Bob Plumb didn’t grow up dreaming of becoming a famous Civil War author. A versatile writer whose works include Your Brother in Arms: A Union Soldier’s Odyssey and The Better Angels: Five Women Who Changed Civil War America, Plumb was born and raised in upstate New York, and his geographic borders shaped him in many ways. In fact, it was the Revolutionary War that captured his imagination as a child. But writing was always in his blood, and many years later when a relative introduced him to the letters of George McClelland, he found his muse. The rest, pardon the pun, is history.
Plumb’s wife’s uncle was Preston Ewing, the well-known artist and Civil War buff. He also turned out to be Plumb’s conduit to McClelland. “He had a collection of forty-two letters written by this Union infantry soldier from Pennsylvania who served in the Army of the Potomac from 1862 to 1865,” recalls Plumb. “I literally spread them out across our dining room table, looked at my wife, and said, ‘This is a book!’”
Indeed, the letters proved to be a perfect backdrop to McClelland’s incredible story. Four years later, in April 2011, Your Brother in Arms was released. Writing a 336-page tome on a Union soldier was a learning experience for Plumb, especially after a long and distinguished career as a marketing executive. “It took a tremendous amount of work,” he says. “I walked every battlefield that McClelland walked.”
As Plumb discovered, the book was a natural extension of his childhood. As a kid, he was drawn to the military and writing. His father was an Army soldier who served in the South Pacific in World War II. That left Plumb’s early upbringing to his mother and maternal grandparents. They taught him a love of the outdoors and history. A trip with his family to Fort Ticonderoga opened his world to the American Revolution. As a freshman in high school, he submitted a story on fox trapping to Fur-Fish-Game magazine. To his great delight and surprise, it was accepted and published.
But Plumb’s writing career got temporarily sidetracked when he entered the University of Buffalo to study dentistry. It was a short-lived detour. “By the end of my sophomore year, I was done with it,” says Plumb. “I knew I didn’t want to be a dentist. I switched to a History major, and also took a creative writing course that had a big impact on me.”
Again, however, life intervened. The U.S. was embroiled in the Vietnam War, and Plumb joined the Navy. “I spent three years, including a year in combat, as what is today called a surface warfare officer,” he says.
Plumb’s experience in Vietnam was life-changing. He returned to the States with a new sense of determination, and entered grad school to get his Journalism degree. He pursued a career as reporter, until he saw the starting salary at the Wall Street Journal. Plumb found marketing to be far more lucrative, and eventually made a name for himself with General Electric, a career that took him from his familiar surroundings in New York to the nation’s capital. But fate interceded again when Ewing passed along the letters from the Union infantry soldier. “It kind of overtook my life,” Plumb says.
Through the process of researching and writing Your Brother in Arms, Plumb was drawn into the culture of Civil War enthusiasts.
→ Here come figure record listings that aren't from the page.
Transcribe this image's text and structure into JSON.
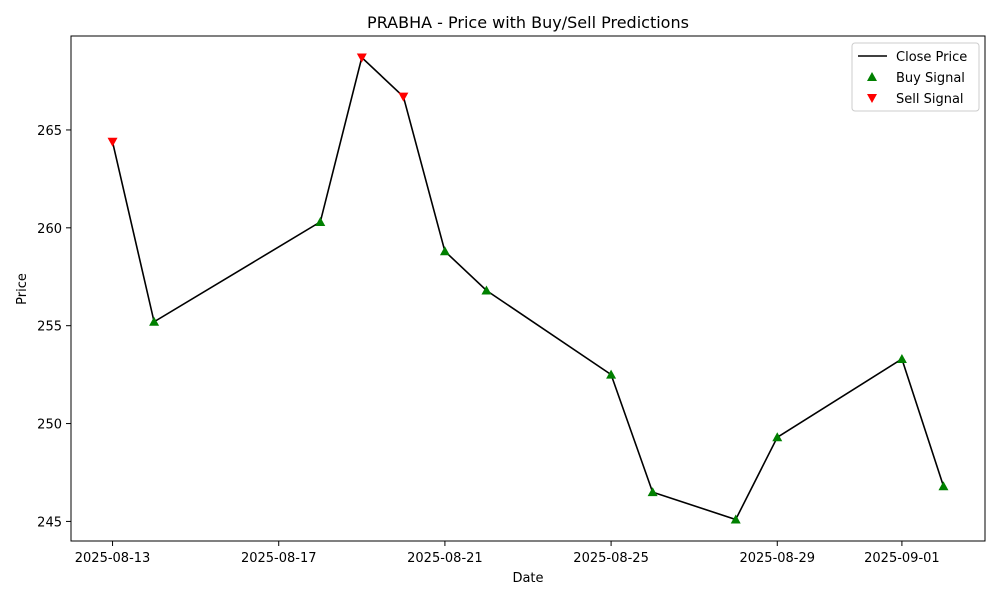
{
  "chart_data": {
    "type": "line",
    "title": "PRABHA - Price with Buy/Sell Predictions",
    "xlabel": "Date",
    "ylabel": "Price",
    "x_ticks": [
      "2025-08-13",
      "2025-08-17",
      "2025-08-21",
      "2025-08-25",
      "2025-08-29",
      "2025-09-01"
    ],
    "y_ticks": [
      245,
      250,
      255,
      260,
      265
    ],
    "xlim": [
      "2025-08-12",
      "2025-09-03"
    ],
    "ylim": [
      244,
      269.8
    ],
    "grid": false,
    "legend_position": "top-right",
    "series": [
      {
        "name": "Close Price",
        "kind": "line",
        "color": "#000000",
        "points": [
          {
            "x": "2025-08-13",
            "y": 264.4
          },
          {
            "x": "2025-08-14",
            "y": 255.2
          },
          {
            "x": "2025-08-18",
            "y": 260.3
          },
          {
            "x": "2025-08-19",
            "y": 268.7
          },
          {
            "x": "2025-08-20",
            "y": 266.7
          },
          {
            "x": "2025-08-21",
            "y": 258.8
          },
          {
            "x": "2025-08-22",
            "y": 256.8
          },
          {
            "x": "2025-08-25",
            "y": 252.5
          },
          {
            "x": "2025-08-26",
            "y": 246.5
          },
          {
            "x": "2025-08-28",
            "y": 245.1
          },
          {
            "x": "2025-08-29",
            "y": 249.3
          },
          {
            "x": "2025-09-01",
            "y": 253.3
          },
          {
            "x": "2025-09-02",
            "y": 246.8
          }
        ]
      },
      {
        "name": "Buy Signal",
        "kind": "scatter",
        "marker": "triangle-up",
        "color": "#008000",
        "points": [
          {
            "x": "2025-08-14",
            "y": 255.2
          },
          {
            "x": "2025-08-18",
            "y": 260.3
          },
          {
            "x": "2025-08-21",
            "y": 258.8
          },
          {
            "x": "2025-08-22",
            "y": 256.8
          },
          {
            "x": "2025-08-25",
            "y": 252.5
          },
          {
            "x": "2025-08-26",
            "y": 246.5
          },
          {
            "x": "2025-08-28",
            "y": 245.1
          },
          {
            "x": "2025-08-29",
            "y": 249.3
          },
          {
            "x": "2025-09-01",
            "y": 253.3
          },
          {
            "x": "2025-09-02",
            "y": 246.8
          }
        ]
      },
      {
        "name": "Sell Signal",
        "kind": "scatter",
        "marker": "triangle-down",
        "color": "#ff0000",
        "points": [
          {
            "x": "2025-08-13",
            "y": 264.4
          },
          {
            "x": "2025-08-19",
            "y": 268.7
          },
          {
            "x": "2025-08-20",
            "y": 266.7
          }
        ]
      }
    ]
  }
}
An early introduction came through the American Battlefield Trust (then the Civil War Trust), which, along with the Tawani Foundation, awarded him a grant that funded his work on the book.
With the publication of Your Brother in Arms, Plumb learned what all authors know to be true: The only thing harder than writing a book is selling it. Looking for ways to promote his first literary effort, he reached out to the Montgomery County Historical Society. “I asked if I could talk to the group about my book,” he recalls. “They gave me forty-five minutes.”
That short presentation set the stage for Plumb’s next great life journey. He soon got involved with Montgomery County Civil War Roundtable and the Civil War Roundtable of the District of Columbia. The more Plumb did, the more he enjoyed it. Today he serves on the Editorial Board and the Speakers Bureau for Montgomery History. Plumb loves his role as a Civil War educator, which has included presentations to a group of retired IBM employees known as the “Rusty Blues.”
During this time, Plumb also embarked on his second Civil War book, The Better Angels, which was released in 2020. “I kept reading about all these women during the Civil War,” he says. “But nobody had looked at the experience from their perspective. I thought it was time somebody did.”
Plumb’s study of the Civil War also led him to BGES. After reading a Winston Groom book, he contacted Len Riedel in hopes of communicating with Groom himself. Unfortunately, the legendary author died before the connection was made. But Plumb found a kindred spirit in Riedel, and has been a BGES member ever since.
Plumb feels BGES and other Civil War groups are needed more now than ever. “You should learn our nation’s history in a balanced, non-political way,” he says. “That’s what BGES and these other groups do. They are made up of dedicated people who want to maintain a quality understanding of history.”
Plumb has done much the same over the past decade. Currently, he’s working on a new spin on Your Brother in Arms. “I’d like to turn it into a fictional account of the Civil War for young readers,” he says. “It’s important that we keep our past alive. We need to know our country’s history.”